In una sorta di “Rumori fuori scena”, al pubblico è visibile il dietro le quinte dove gli attori si preparano al loro ingresso sul palcoscenico, il collettivo Principio Attivo ha messo mano all’ultimo atto de “I giganti della montagna” pirandelliani. Niente a che vedere con le criptiche suggestioni di Roberto Latini. Una patina polverosa di vintage, sapore dei “Sei personaggi”, arie d’opera e tango, valige da deportazione e clima angoscioso di sconfitta e perdita, partenza senza ritorno, atmosfera precaria, come qualsiasi lavoro artistico, e un generale senso di ostilità intorno.
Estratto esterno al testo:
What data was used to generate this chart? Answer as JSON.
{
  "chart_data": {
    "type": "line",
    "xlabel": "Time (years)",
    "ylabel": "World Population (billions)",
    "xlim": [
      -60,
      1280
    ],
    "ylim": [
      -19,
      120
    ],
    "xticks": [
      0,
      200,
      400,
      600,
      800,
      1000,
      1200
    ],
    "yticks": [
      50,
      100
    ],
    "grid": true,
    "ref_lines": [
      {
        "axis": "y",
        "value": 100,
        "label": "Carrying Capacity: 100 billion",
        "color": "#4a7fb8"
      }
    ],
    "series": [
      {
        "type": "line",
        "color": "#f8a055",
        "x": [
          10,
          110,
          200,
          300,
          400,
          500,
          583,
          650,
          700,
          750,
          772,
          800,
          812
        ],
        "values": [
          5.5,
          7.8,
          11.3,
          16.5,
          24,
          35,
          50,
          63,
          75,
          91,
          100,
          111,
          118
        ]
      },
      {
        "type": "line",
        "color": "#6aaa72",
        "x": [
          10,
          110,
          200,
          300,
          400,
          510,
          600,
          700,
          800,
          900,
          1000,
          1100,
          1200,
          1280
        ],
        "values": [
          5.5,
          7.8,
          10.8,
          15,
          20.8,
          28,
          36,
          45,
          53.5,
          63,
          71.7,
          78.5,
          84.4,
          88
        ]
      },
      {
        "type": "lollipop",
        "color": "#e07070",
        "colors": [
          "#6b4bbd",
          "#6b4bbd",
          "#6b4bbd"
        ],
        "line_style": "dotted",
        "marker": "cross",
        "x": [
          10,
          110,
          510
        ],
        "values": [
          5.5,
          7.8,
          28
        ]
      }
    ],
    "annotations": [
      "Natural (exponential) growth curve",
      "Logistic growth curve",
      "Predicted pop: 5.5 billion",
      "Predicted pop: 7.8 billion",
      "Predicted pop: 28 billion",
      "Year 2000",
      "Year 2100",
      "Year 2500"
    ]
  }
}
Da una parte la platea del teatro presa in ostaggio, come al Dubrovka moscovita, dall’altra, oltre il fondale, un pubblico cattivo, violento, volgare, offensivo, aggressivo, urla da Colosseo e strepiti da bar, pretende il suo divertimento, mangiando e bevendo, panem et circenses. La domanda è per chi oggi gli artisti fanno teatro se la maggior parte della società non cerca la riflessione.

La compagnia, che ci ha preso in ostaggio, è ostaggio essa stessa, chiusa ripassa la parte, intimorita s’affaccia per placare con l’arte l’arena inferocita, il branco che ulula e abbaia in preda alla trance collettiva. Ogni tentativo fallisce in quest’odore di dittatura: l’attrice esperta (Carla Guido, una voce strepitosa che basta dargli corda per far vibrare teatro e anima), la sciantosa, l’uomo con il basco, quello col cilindro, quello col colbacco (l’allunato e sempre sorprendente Dario Cadei), diretti da un mixerista (spassoso Leone Bartolo, intona un inno neomelodico trash in stile Sud Sound System) teatro nel teatro, gioco svelato, finzione scoperchiata. E’ una critica al sistema teatrale, al pubblico sempre più maleducato, “bestie che pensano solo alle noccioline”. La conclusione mesta e pessimista: “Siamo sogni che nessuno sogna più”. Il teatro serve ancora? Noi una risposta ce l’abbiamo. Cercate i teatri sotto i 100 posti dove l’attore lo guardi negli occhi, è lì che nasce il teatro. Cercateli, vi troverete.